Go to space and Click Create Space and assign Space Developer and Space Manager Role to you. If space is already created make sure you are assigned with Space Developer and Space Manager role.
Go to Instances and Subscriptions >Instances > Create
Choose Service and Plan details like below and Create
Once instance has been created, Go to the created instance and Create the Service Key.
Please note down the apiurl, url, Client Id, Secret from the service key once it created.
2.2)Create a Proxy System
Open your Identity Provisioning Launchpad.
Copy the external system ID and use it to set up the Cloud Foundry instance in the Systems app.
Add a proxy system for Cloud Foundry and choose Save. The Type should be SAP BTP XS Advanced UAA.
Type SAP HANA XS Advanced UAA Server System Name XSUAA Destination Name Description XSUAA test system
Enter the Properties as shown in below table
Password=<< SECRET_FROM_STEP 2.1_ABOVE>>
xsuaa.origin=Enter the location of your identity provider. To do this:
- Open your SAP BTP cockpit.
- Go to your Cloud Foundry global account and choose your subaccount.
- From the left-side navigation, choose Trust Configuration.
- Copy/paste the Origin Key value.
3.Create an instance for Cloud Foundry in the IAG
Log into the SAP Cloud Identity Access Governance launchpad and open the Application app.
Create a system for Cloud Foundry. For System Type, select Cloud Foundry.
- Enter the external system ID mentioned in step 2.2 in the section Create Proxy system and Save.
4.Run the repository synch job to sync user data and provision access requests.
In the SAP Cloud Identity Access Governance launchpad, open the Job Scheduler app.

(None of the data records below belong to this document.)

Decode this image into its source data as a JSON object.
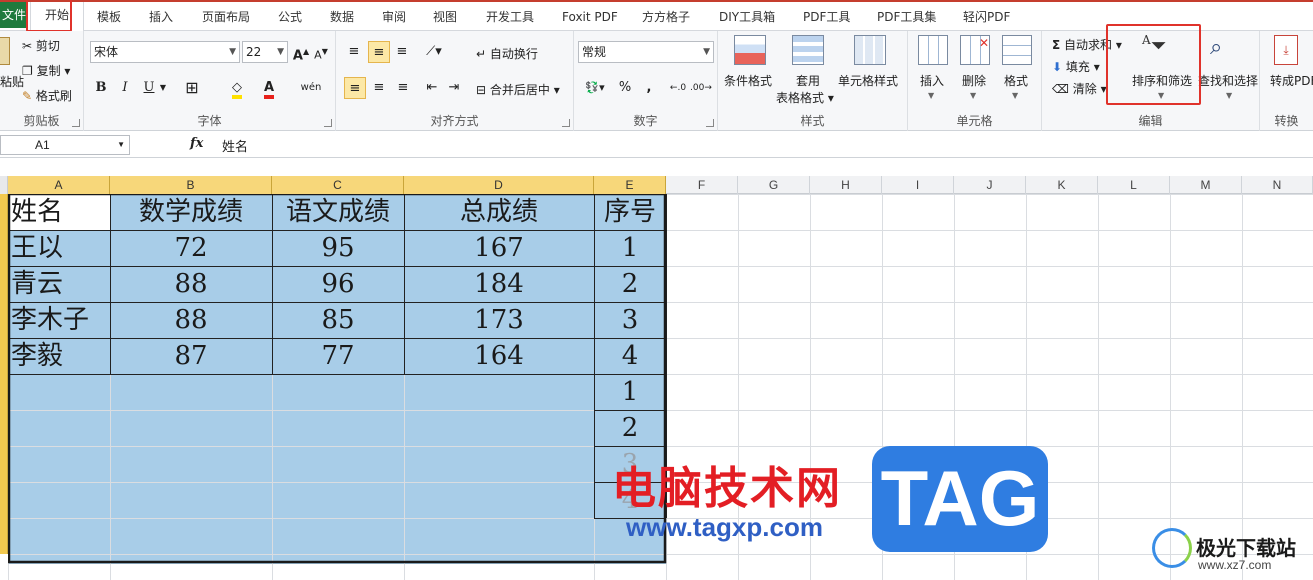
{
  "tabs": {
    "file": "文件",
    "home": "开始",
    "items": [
      "模板",
      "插入",
      "页面布局",
      "公式",
      "数据",
      "审阅",
      "视图",
      "开发工具",
      "Foxit PDF",
      "方方格子",
      "DIY工具箱",
      "PDF工具",
      "PDF工具集",
      "轻闪PDF"
    ]
  },
  "ribbon": {
    "clipboard": {
      "label": "剪贴板",
      "paste": "粘贴",
      "cut": "剪切",
      "copy": "复制",
      "painter": "格式刷"
    },
    "font": {
      "label": "字体",
      "name": "宋体",
      "size": "22",
      "bold": "B",
      "italic": "I",
      "underline": "U",
      "grow": "A",
      "shrink": "A"
    },
    "align": {
      "label": "对齐方式",
      "wrap": "自动换行",
      "merge": "合并后居中"
    },
    "number": {
      "label": "数字",
      "format": "常规",
      "percent": "%",
      "comma": ","
    },
    "styles": {
      "label": "样式",
      "conditional": "条件格式",
      "table1": "套用",
      "table2": "表格格式",
      "cellstyle": "单元格样式"
    },
    "cells": {
      "label": "单元格",
      "insert": "插入",
      "delete": "删除",
      "format": "格式"
    },
    "editing": {
      "label": "编辑",
      "autosum": "自动求和",
      "fill": "填充",
      "clear": "清除",
      "sort": "排序和筛选",
      "find": "查找和选择"
    },
    "convert": {
      "label": "转换",
      "topdf": "转成PDF"
    }
  },
  "formula": {
    "cell": "A1",
    "fx": "fx",
    "content": "姓名"
  },
  "columns": [
    "A",
    "B",
    "C",
    "D",
    "E",
    "F",
    "G",
    "H",
    "I",
    "J",
    "K",
    "L",
    "M",
    "N"
  ],
  "sheet": {
    "headers": [
      "姓名",
      "数学成绩",
      "语文成绩",
      "总成绩",
      "序号"
    ],
    "rows": [
      [
        "王以",
        "72",
        "95",
        "167",
        "1"
      ],
      [
        "青云",
        "88",
        "96",
        "184",
        "2"
      ],
      [
        "李木子",
        "88",
        "85",
        "173",
        "3"
      ],
      [
        "李毅",
        "87",
        "77",
        "164",
        "4"
      ]
    ],
    "extra_seq": [
      "1",
      "2",
      "3",
      "4"
    ]
  },
  "watermark": {
    "cn": "电脑技术网",
    "url": "www.tagxp.com",
    "tag": "TAG",
    "site": "极光下载站",
    "site_url": "www.xz7.com"
  },
  "colors": {
    "selection": "#a8cde8",
    "accent_red": "#e0322b",
    "header_sel": "#f7d77a",
    "tag_blue": "#2f7de1"
  }
}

In the Job Category dropdown list, schedule the following jobs:
Repository Sync to synchronize the relevant data from Cloud Foundry to the access request service.
In the System Type dropdown list, select Cloud Foundry.
In the System dropdown list, select the configured Cloud Foundry System.
These steps completes the Integration of SAP BTP Subaccount (Cloud foundry) with IAG. Please check the help.sap.com for SAP Cloud Identity Access Governance for more detailed document on how to integrate SAP BTP Subaccount with IAG
Note: Please share your feedback or thoughts in a comment below or ask questions in the Q&A tag area here about SAP Cloud Identity Access Governance.
Thank you for this, as IAG could very well be in our future.
When/if IAG comes, there will likely be a demand to do implement IAG capability across different subaccounts with CF capability.
I read this blog as a single subaccount.
How would we take this across multiple subaccounts? Is it different destinations on the BTP Subaccount side? some more steps?
Yes, for different subaccount, you need to create separate applications in IAG.
Then we will need to think about governance/naming standards.
Grateful for the good and quick answer.